Nowhere is that clearer than in the $100,000 visa fee employers must pay if these physicians are forced to leave and reapply. Wealthier hospital systems and high-revenue specialties may be able to absorb such costs. Rural hospitals and community clinics cannot. A policy ostensibly designed to protect American workers ends up depriving underserved communities of care.
State licensing boards, by recognizing only a narrow set of accredited residency programs — effectively granting a monopoly to a single U.S. accreditor — limit training positions and block alternative pathways to licensure, leaving physician supply under administrative control.

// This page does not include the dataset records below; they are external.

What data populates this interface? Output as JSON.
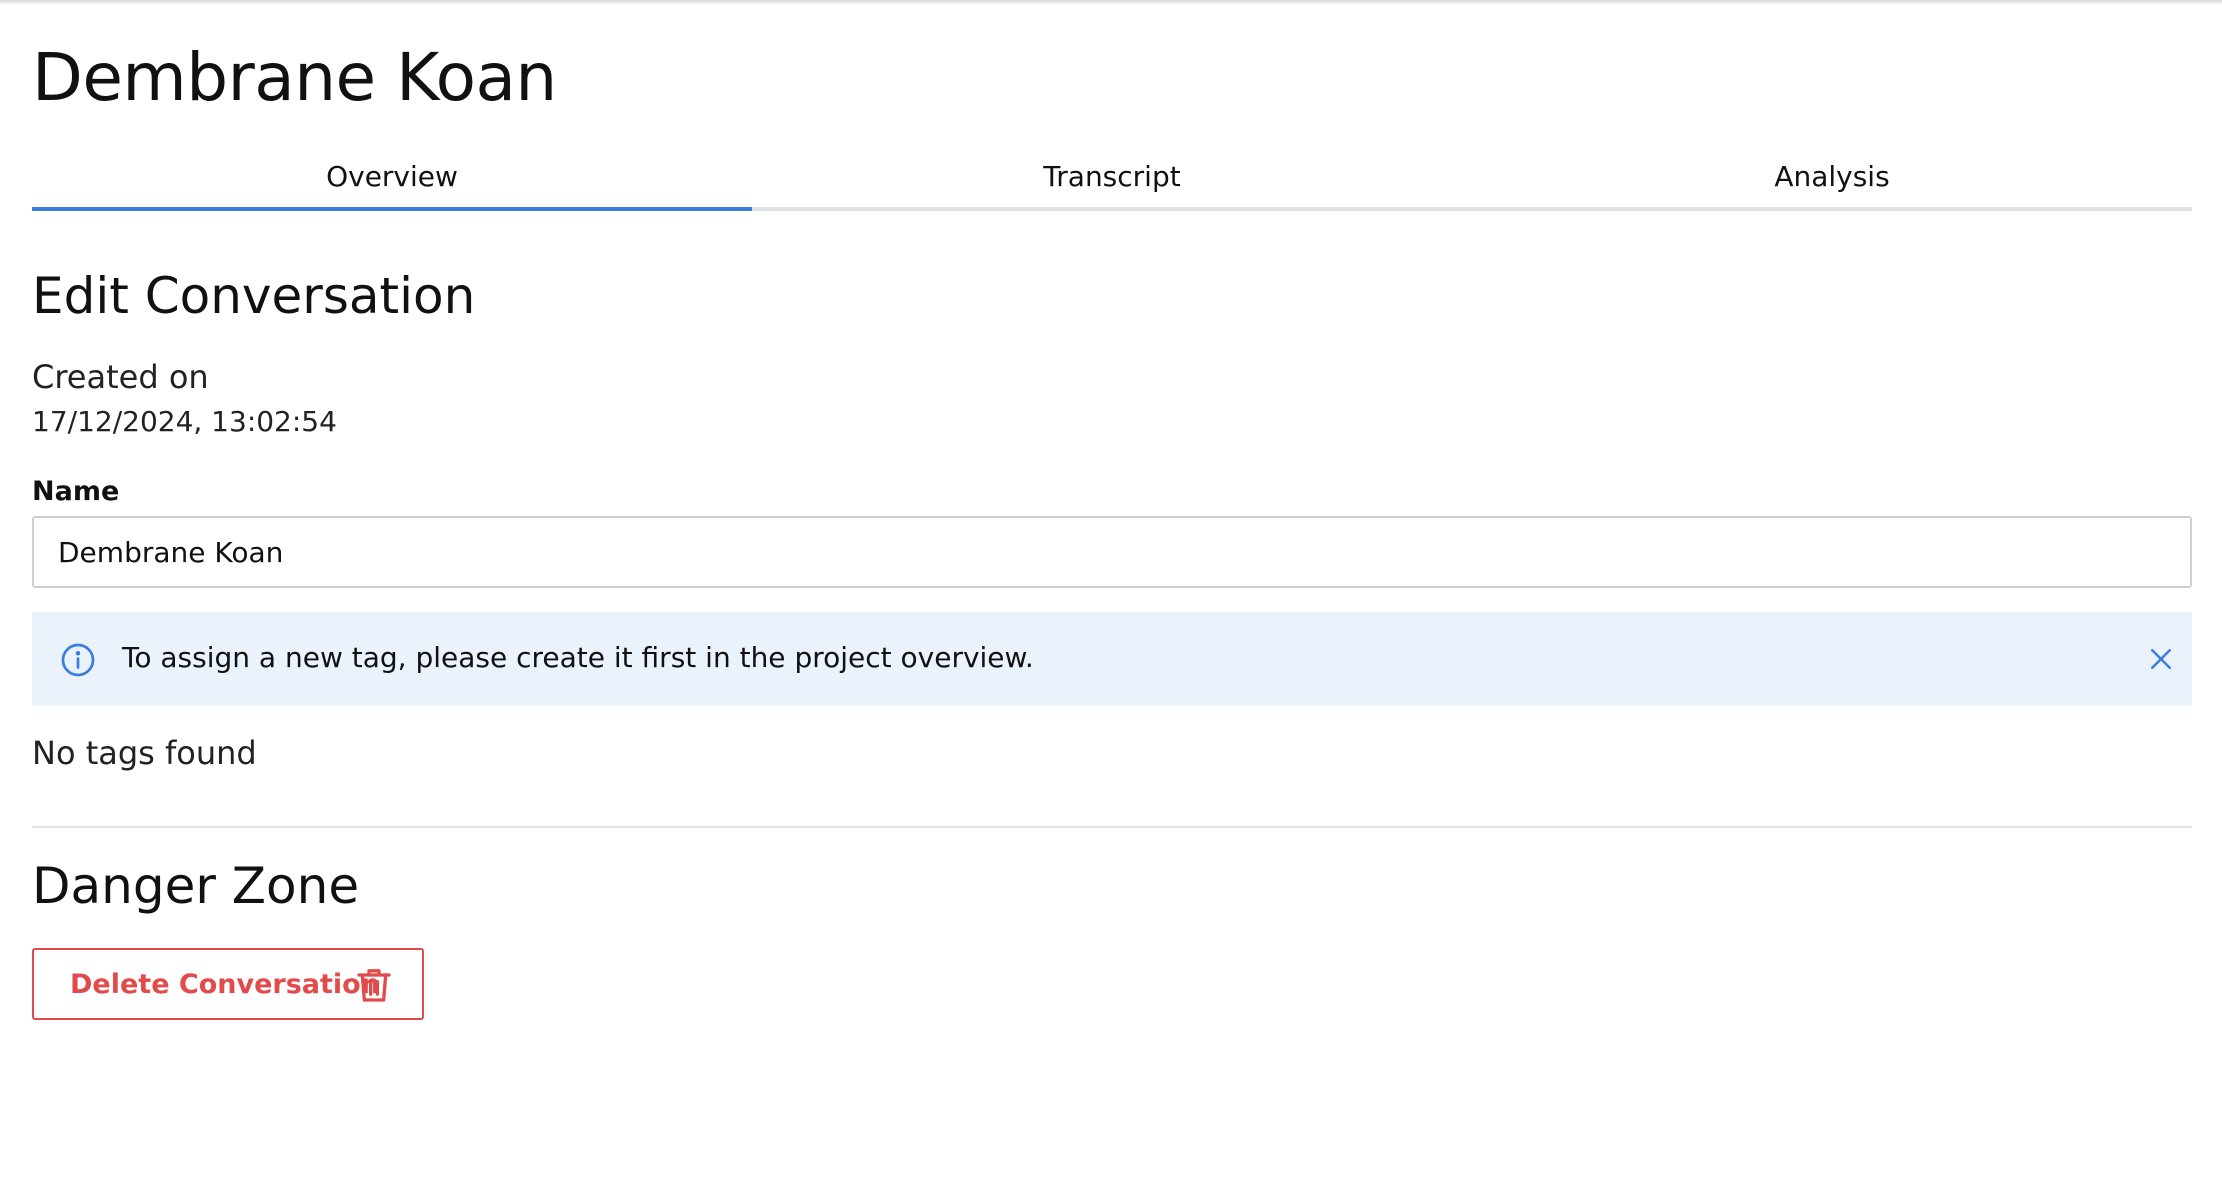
{
  "page": {
    "title": "Dembrane Koan"
  },
  "tabs": [
    {
      "label": "Overview",
      "active": true
    },
    {
      "label": "Transcript",
      "active": false
    },
    {
      "label": "Analysis",
      "active": false
    }
  ],
  "edit_section": {
    "title": "Edit Conversation",
    "created_label": "Created on",
    "created_value": "17/12/2024, 13:02:54",
    "name_label": "Name",
    "name_value": "Dembrane Koan",
    "alert": {
      "icon": "info-icon",
      "text": "To assign a new tag, please create it first in the project overview.",
      "close_icon": "close-icon",
      "background": "#eaf2fc",
      "accent": "#3b7ddd"
    },
    "tags_empty_text": "No tags found"
  },
  "danger_section": {
    "title": "Danger Zone",
    "delete_label": "Delete Conversation",
    "delete_icon": "trash-icon",
    "danger_color": "#e24b4b"
  },
  "colors": {
    "active_tab": "#3b7ddd",
    "tab_border": "#dee2e6"
  }
}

Immigration barriers are simply another layer in a system that manufactures scarcity and then struggles to manage it.
The government may force a psychiatrist ready to serve a low-income community to leave the country. Bureaucratic delays may leave a rural clinic with an empty office. Patients who were already waiting will wait even longer.
Meanwhile, Canada is actively recruiting many of these same physicians and revising its immigration rules to attract them. The problem is a system that prevents trained doctors from practicing medicine.
Addressing this problem requires rethinking the premise that access to medical care should hinge on bureaucratic timelines and centralized workforce planning. If a physician has completed accredited training and is qualified to practice, the government should not stand between that physician and a willing patient.
Until that changes, policies will keep pushing doctors away, and patients will keep paying the price.